I see that the Senate has entered into the debate about the impacts of the Traveston Dam. A Senate inquiry will now scrutinise the proposal to determine whether the impacts of the dam violate federal environmental legislation.

What I find odd about the debate in Queensland is that if Traveston Dam would not provide additional water during the current drought, then why is the drought a factor in the decision to proceed with the dam?

Isn't the dam included as one of many measures outlined in the Beattie Government's emergency drought response legislation?

If you honestly believe praying will bring rain, then you are as sick as the Queensland health, roads, water, education, and rail and port system.

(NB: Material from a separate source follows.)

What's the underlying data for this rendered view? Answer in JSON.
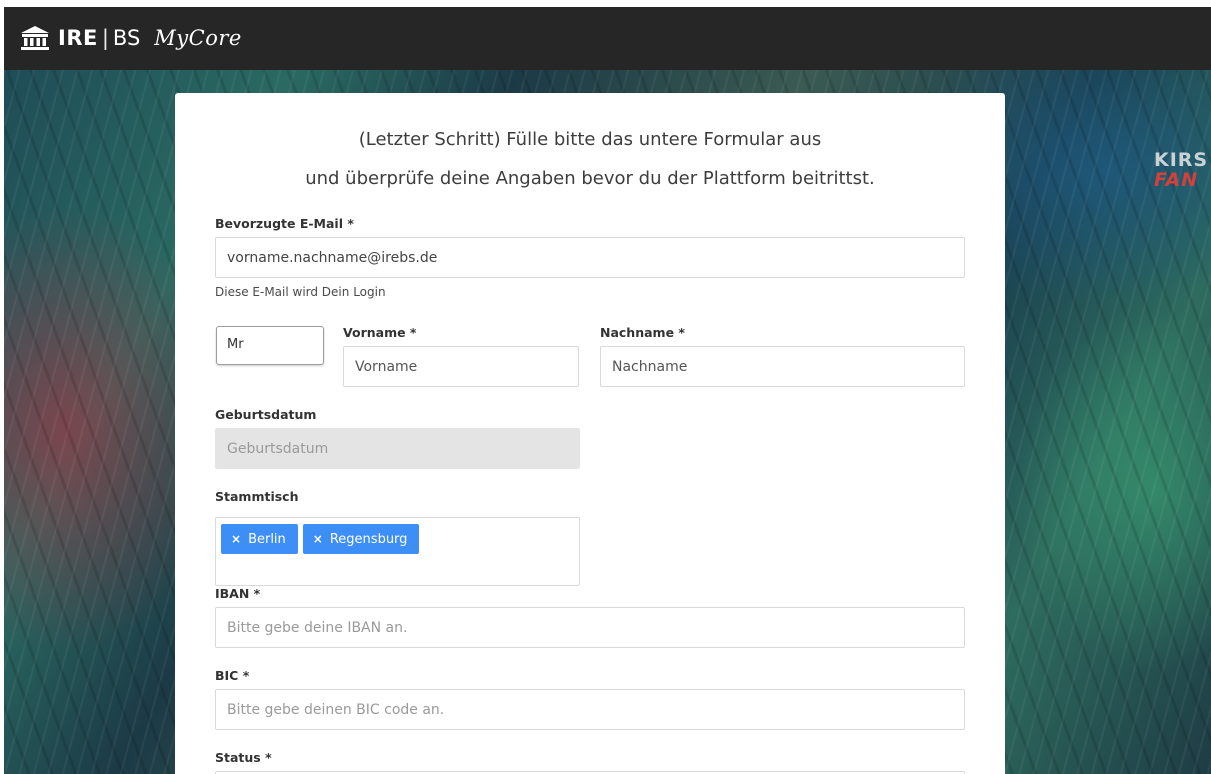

Even though Mr. Beattie did not caused the drought, his 10+ years of total inaction is directly responsible for the water situation in South East Queensland and the poor condition of the services (above) throughout the rest of the state. Being one of the wealthiest states of Australia for many years, Queensland should have the best of the best, but we have the worst.
There are many deadly types of bacteria in Recycled Water...
So... which one of you guys would want to drink RECYCLED WATER?

Adelaide has been on recycled water for years and so I'm sceptical of your claim that there are many deadly types of bacteria in Recycled Water...

Recycled water need not be used for drinking---it can be used for washing and the garden etc.

recyled water dosent remaove hormones!!!!!!!!!!!!!!!